Böcek şeklindeki Böcek Kralların orta kolunu kırarak onları bastıran Vikir, biraz rahatsızlık duyarak sordu.

“Şimdi biraz konuşmak ister misin?”

(Evet. Lütfen dizlerimizi bağışlayın. Onlar insanlar için de kıymetli değil mi? Lütfen....)

Yaşlıya benzeyen uzun boynuzlu böcek Böcek Kral secdede inledi.

Gri sakallı yaşlı böcek kralı başını eğdiğinde, sonunda tüm böcek kralları Vikir'in önünde diz çöktü.

Vikir sessizce onları gözlemledi.

Siyah dış iskeletler, kaslı vücutlar, cinsiyete göre hafifçe farklı yüzler...

Hepsi genel olarak benzer bir görünüme sahip olsa da önemli bir fark vardı.
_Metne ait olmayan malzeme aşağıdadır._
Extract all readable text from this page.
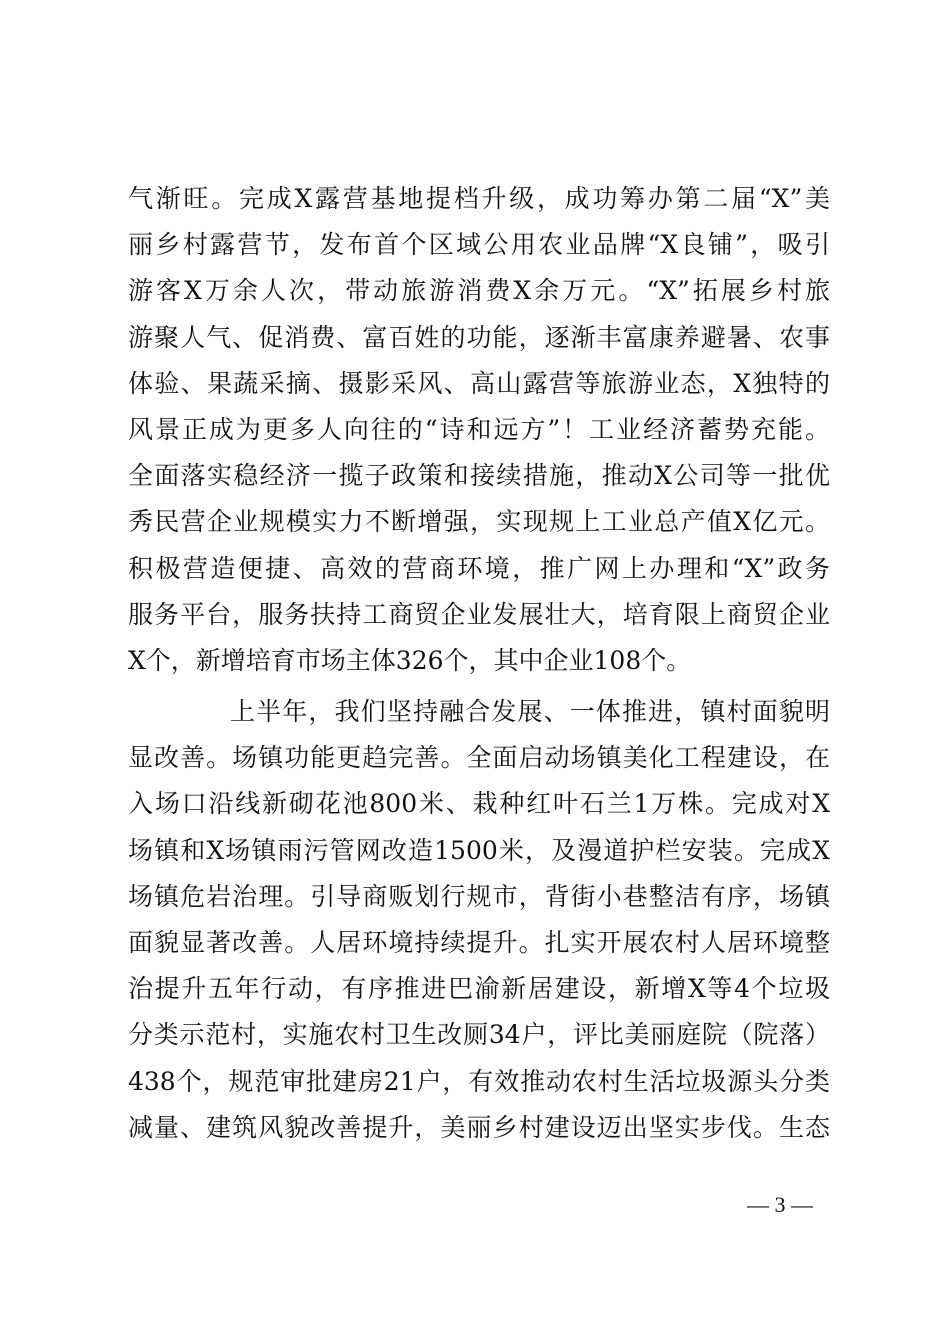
气渐旺。完成X露营基地提档升级，成功筹办第二届“X”美
丽乡村露营节，发布首个区域公用农业品牌“X良铺”，吸引
游客X万余人次，带动旅游消费X余万元。“X”拓展乡村旅
游聚人气、促消费、富百姓的功能，逐渐丰富康养避暑、农事
体验、果蔬采摘、摄影采风、高山露营等旅游业态，X独特的
风景正成为更多人向往的“诗和远方”！工业经济蓄势充能。
全面落实稳经济一揽子政策和接续措施，推动X公司等一批优
秀民营企业规模实力不断增强，实现规上工业总产值X亿元。
积极营造便捷、高效的营商环境，推广网上办理和“X”政务
服务平台，服务扶持工商贸企业发展壮大，培育限上商贸企业
X个，新增培育市场主体326个，其中企业108个。
上半年，我们坚持融合发展、一体推进，镇村面貌明
显改善。场镇功能更趋完善。全面启动场镇美化工程建设，在
入场口沿线新砌花池800米、栽种红叶石兰1万株。完成对X
场镇和X场镇雨污管网改造1500米，及漫道护栏安装。完成X
场镇危岩治理。引导商贩划行规市，背街小巷整洁有序，场镇
面貌显著改善。人居环境持续提升。扎实开展农村人居环境整
治提升五年行动，有序推进巴渝新居建设，新增X等4个垃圾
分类示范村，实施农村卫生改厕34户，评比美丽庭院（院落）
438个，规范审批建房21户，有效推动农村生活垃圾源头分类
减量、建筑风貌改善提升，美丽乡村建设迈出坚实步伐。生态
— 3 —
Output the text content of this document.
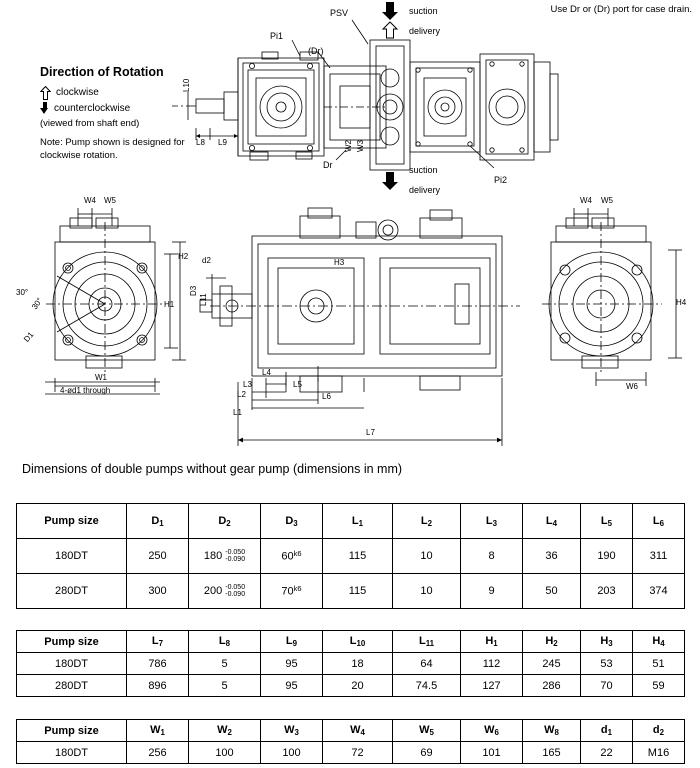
Use Dr or (Dr) port for case drain.
Direction of Rotation
clockwise
counterclockwise
(viewed from shaft end)
Note: Pump shown is designed for clockwise rotation.
PSV	suction
delivery
Pi1
(Dr)
Dr	suction
delivery
Pi2
L10
L8 L9	W2 W3
W4 W5	W4 W5
30°
30°
D1
W1
4-ød1 through
H2
H1
d2
D3
L11
H3
L3
L4
L5
L2	L6
L1
L7
H4
W6
Dimensions of double pumps without gear pump (dimensions in mm)
Pump size	$D_1$	$D_2$	$D_3$	$L_1$	$L_2$	$L_3$	$L_4$	$L_5$	$L_6$
180DT	250	180 -0.050
-0.090	$60^{k6}$	115	10	8	36	190	311
280DT	300	200 -0.050
-0.090	$70^{k6}$	115	10	9	50	203	374
Pump size	$L_7$	$L_8$	$L_9$	$L_{10}$	$L_{11}$	$H_1$	$H_2$	$H_3$	$H_4$
180DT	786	5	95	18	64	112	245	53	51
280DT	896	5	95	20	74.5	127	286	70	59
Pump size	$W_1$	$W_2$	$W_3$	$W_4$	$W_5$	$W_6$	$W_8$	$d_1$	$d_2$
180DT	256	100	100	72	69	101	165	22	M16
Boynuzlarının şekli buydu.

Bazılarının düz bir şekilde çıkıntı yapan bir kalın boynuzu vardı, diğerlerinin ise maşa gibi dışarı çıkan iki boynuzu vardı.

Bu, uzun boynuzluyla geyik böceği arasındaki fark gibiydi.

Görünüşe göre bu Böcek Kralların kendi aralarında bile iyi bir ilişkileri yoktu.

Çünkü saldırı sırasında takım çalışmaları tamamen bozuldu.

'...Bunun sayesinde onları bastırmak kolay oldu.'

Vikir çürümüş bir kütüğün üzerine oturdu.

Önünde geyik böceği ve uzun boynuzlu böcek Böcek-krallar dizlerinin üstüne oturuyorlardı.

Doğal olarak sıradan öğrenciler solgun yüzlerle arkalarında diz çöktüler...

“Gördün mü? O uzun boynuzlulardan elli tanesini indirdi, oysa biz aynı anda hücum ettiğimizde bile bir tanesini bile kaldıramadık.”

“Bir tanesiyle uğraşıyorduk... Ama o, elli tanesi...”

“O gerçekten bir canavar! Onun nesi var?

“Belki de 3. ve 2. katlarda yüzlerce şeker yemiştir? Tek açıklaması bu.”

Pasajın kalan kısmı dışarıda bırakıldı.